Early diagnosis and aggressive therapy are important in the management of ecthyma gangrenosum. An antipseudomonal beta-lactam antibiotic with or without an aminoglycoside is appropriate for treatment of both bacteremic and nonbacteremic ecthyma gangrenosum . The absence of bacteremia is associated with the best outcome. Patients with Pseudomonas bacteremia have been reported to have a mortality rate of 38% . On the other hand, only two patients (15%) died in a review of 13 patients with ecthyma gangrenosum without bacteremia . In another study, the mortality rate was 7.5 % in the group of patients with skin lesions considered to be primary and 20 % in the group of patients with skin lesions considered to be secondary to bacteremia .
As we point out in this case, ecthyma gangrenosum may develop even in the absence of bacteremia and even in immunocompetent people.
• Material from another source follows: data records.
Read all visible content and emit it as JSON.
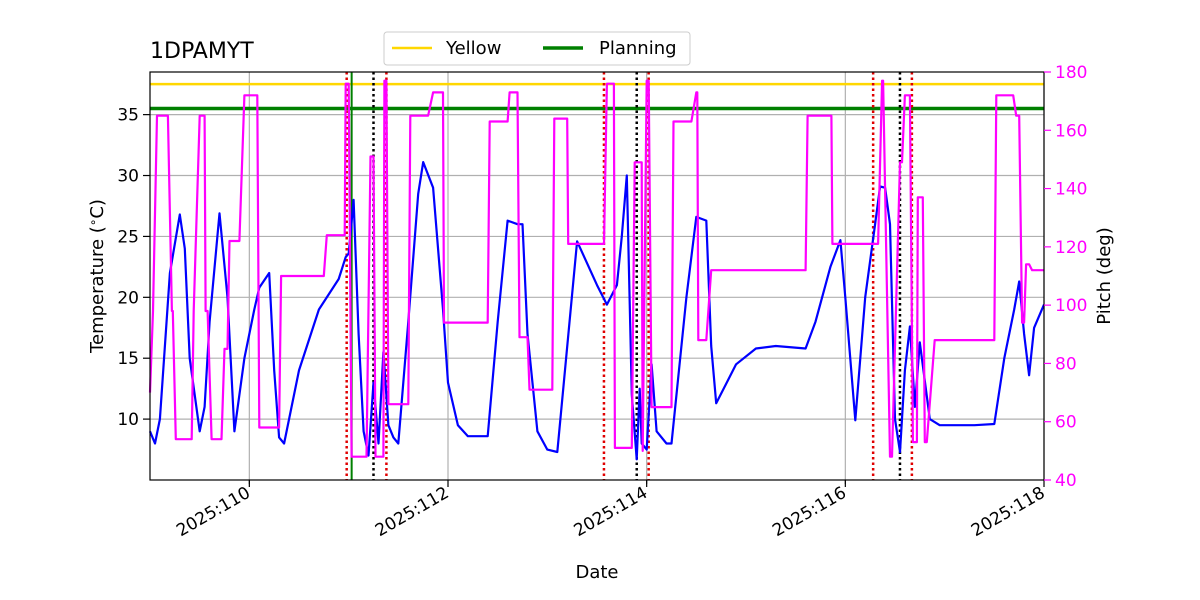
{
  "chart_data": {
    "type": "line",
    "title": "1DPAMYT",
    "xlabel": "Date",
    "ylabel_left": "Temperature ($^\\circ$C)",
    "ylabel_right": "Pitch (deg)",
    "xlim": [
      109.0,
      118.0
    ],
    "ylim_left": [
      5.0,
      38.5
    ],
    "ylim_right": [
      40,
      180
    ],
    "x_ticks": [
      110,
      112,
      114,
      116,
      118
    ],
    "x_tick_labels": [
      "2025:110",
      "2025:112",
      "2025:114",
      "2025:116",
      "2025:118"
    ],
    "y_left_ticks": [
      10,
      15,
      20,
      25,
      30,
      35
    ],
    "y_left_tick_labels": [
      "10",
      "15",
      "20",
      "25",
      "30",
      "35"
    ],
    "y_right_ticks": [
      40,
      60,
      80,
      100,
      120,
      140,
      160,
      180
    ],
    "y_right_tick_labels": [
      "40",
      "60",
      "80",
      "100",
      "120",
      "140",
      "160",
      "180"
    ],
    "grid": true,
    "legend_placement": "top-center",
    "legend": [
      {
        "label": "Yellow",
        "color": "#ffd700"
      },
      {
        "label": "Planning",
        "color": "#008000"
      }
    ],
    "hlines": [
      {
        "name": "Yellow",
        "y": 37.5,
        "color": "#ffd700"
      },
      {
        "name": "Planning",
        "y": 35.5,
        "color": "#008000"
      }
    ],
    "vlines_red_dotted": [
      110.98,
      111.38,
      113.57,
      114.02,
      116.28,
      116.67
    ],
    "vlines_black_dotted": [
      111.25,
      113.9,
      116.55
    ],
    "vlines_green": [
      111.03
    ],
    "temperature": {
      "color": "#0000ff",
      "x": [
        109.0,
        109.05,
        109.1,
        109.2,
        109.3,
        109.35,
        109.4,
        109.5,
        109.55,
        109.6,
        109.7,
        109.78,
        109.85,
        109.95,
        110.05,
        110.1,
        110.2,
        110.25,
        110.3,
        110.35,
        110.5,
        110.7,
        110.9,
        110.97,
        111.0,
        111.05,
        111.1,
        111.15,
        111.2,
        111.25,
        111.3,
        111.35,
        111.4,
        111.45,
        111.5,
        111.6,
        111.7,
        111.75,
        111.85,
        111.95,
        112.0,
        112.1,
        112.2,
        112.4,
        112.5,
        112.6,
        112.7,
        112.75,
        112.8,
        112.9,
        113.0,
        113.1,
        113.3,
        113.5,
        113.6,
        113.7,
        113.75,
        113.8,
        113.85,
        113.9,
        113.93,
        113.95,
        114.0,
        114.05,
        114.1,
        114.2,
        114.25,
        114.4,
        114.5,
        114.6,
        114.65,
        114.7,
        114.9,
        115.1,
        115.3,
        115.6,
        115.7,
        115.85,
        115.95,
        116.0,
        116.1,
        116.2,
        116.3,
        116.35,
        116.4,
        116.45,
        116.5,
        116.55,
        116.6,
        116.65,
        116.7,
        116.75,
        116.85,
        116.95,
        117.1,
        117.3,
        117.5,
        117.6,
        117.7,
        117.75,
        117.8,
        117.85,
        117.9,
        118.0
      ],
      "y": [
        9.0,
        8.0,
        10.0,
        22.0,
        26.8,
        24.0,
        15.0,
        9.0,
        11.0,
        18.0,
        26.9,
        20.0,
        9.0,
        15.0,
        19.0,
        20.8,
        22.0,
        14.0,
        8.5,
        8.0,
        14.0,
        19.0,
        21.5,
        23.3,
        23.6,
        28.0,
        17.0,
        9.0,
        7.0,
        13.0,
        8.0,
        15.5,
        9.5,
        8.5,
        8.0,
        18.0,
        28.5,
        31.1,
        29.0,
        19.0,
        13.0,
        9.5,
        8.6,
        8.6,
        18.0,
        26.3,
        26.0,
        26.0,
        17.0,
        9.0,
        7.5,
        7.3,
        24.6,
        21.0,
        19.4,
        21.0,
        25.0,
        30.0,
        12.0,
        6.7,
        12.5,
        8.0,
        7.5,
        14.5,
        9.0,
        8.0,
        8.0,
        20.0,
        26.6,
        26.3,
        16.0,
        11.3,
        14.5,
        15.8,
        16.0,
        15.8,
        18.0,
        22.5,
        24.7,
        20.0,
        9.9,
        20.0,
        26.0,
        29.1,
        29.0,
        26.0,
        10.0,
        7.3,
        14.0,
        17.6,
        11.0,
        16.3,
        10.0,
        9.5,
        9.5,
        9.5,
        9.6,
        15.0,
        19.0,
        21.3,
        17.0,
        13.6,
        17.5,
        19.4
      ]
    },
    "pitch": {
      "color": "#ff00ff",
      "x": [
        109.0,
        109.03,
        109.07,
        109.12,
        109.18,
        109.22,
        109.23,
        109.26,
        109.28,
        109.32,
        109.35,
        109.42,
        109.44,
        109.5,
        109.55,
        109.56,
        109.58,
        109.62,
        109.7,
        109.72,
        109.75,
        109.78,
        109.8,
        109.82,
        109.85,
        109.87,
        109.9,
        109.95,
        109.96,
        110.05,
        110.08,
        110.1,
        110.15,
        110.25,
        110.3,
        110.32,
        110.35,
        110.42,
        110.45,
        110.48,
        110.5,
        110.6,
        110.75,
        110.78,
        110.82,
        110.9,
        110.92,
        110.96,
        110.97,
        111.0,
        111.03,
        111.04,
        111.08,
        111.1,
        111.12,
        111.18,
        111.22,
        111.25,
        111.27,
        111.3,
        111.35,
        111.36,
        111.38,
        111.4,
        111.45,
        111.48,
        111.6,
        111.62,
        111.8,
        111.85,
        111.95,
        111.96,
        112.0,
        112.1,
        112.2,
        112.3,
        112.4,
        112.42,
        112.6,
        112.62,
        112.7,
        112.72,
        112.8,
        112.82,
        113.0,
        113.05,
        113.07,
        113.2,
        113.21,
        113.55,
        113.57,
        113.6,
        113.67,
        113.68,
        113.7,
        113.8,
        113.85,
        113.88,
        113.95,
        113.96,
        114.0,
        114.02,
        114.05,
        114.07,
        114.1,
        114.25,
        114.27,
        114.4,
        114.45,
        114.5,
        114.51,
        114.52,
        114.55,
        114.58,
        114.6,
        114.65,
        114.67,
        115.6,
        115.62,
        115.85,
        115.86,
        115.87,
        116.0,
        116.02,
        116.28,
        116.29,
        116.33,
        116.37,
        116.38,
        116.45,
        116.47,
        116.55,
        116.57,
        116.6,
        116.65,
        116.68,
        116.72,
        116.73,
        116.78,
        116.8,
        116.82,
        116.9,
        116.92,
        117.5,
        117.52,
        117.68,
        117.69,
        117.72,
        117.75,
        117.78,
        117.8,
        117.82,
        117.85,
        117.88,
        117.9,
        118.0
      ],
      "y": [
        70,
        98,
        165,
        165,
        165,
        98,
        98,
        54,
        54,
        54,
        54,
        54,
        98,
        165,
        165,
        98,
        98,
        54,
        54,
        54,
        85,
        85,
        122,
        122,
        122,
        122,
        122,
        172,
        172,
        172,
        172,
        58,
        58,
        58,
        58,
        110,
        110,
        110,
        110,
        110,
        110,
        110,
        110,
        124,
        124,
        124,
        124,
        124,
        176,
        176,
        48,
        48,
        48,
        48,
        48,
        48,
        151,
        151,
        48,
        48,
        48,
        177,
        177,
        66,
        66,
        66,
        66,
        165,
        165,
        173,
        173,
        94,
        94,
        94,
        94,
        94,
        94,
        163,
        163,
        173,
        173,
        89,
        89,
        71,
        71,
        71,
        164,
        164,
        121,
        121,
        121,
        176,
        176,
        51,
        51,
        51,
        51,
        149,
        149,
        50,
        177,
        177,
        65,
        65,
        65,
        65,
        163,
        163,
        163,
        173,
        173,
        88,
        88,
        88,
        88,
        112,
        112,
        112,
        165,
        165,
        165,
        121,
        121,
        121,
        121,
        121,
        121,
        177,
        177,
        48,
        48,
        149,
        149,
        172,
        172,
        53,
        53,
        137,
        137,
        53,
        53,
        88,
        88,
        88,
        172,
        172,
        172,
        165,
        165,
        94,
        94,
        114,
        114,
        112,
        112,
        112
      ]
    }
  }
}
It may be treated with appropriate antibiotics upon diagnosis by tissue culture and microscopic examination. In conclusion, ecthyma gangrenosum should be considered as a possible diagnosis even when a previously healthy patient has negative blood cultures.
Written informed consent was obtained from the patient for publication of this case report and any accompanying images. A copy of the written consent is available for review by the Editor-in-Chief of this journal.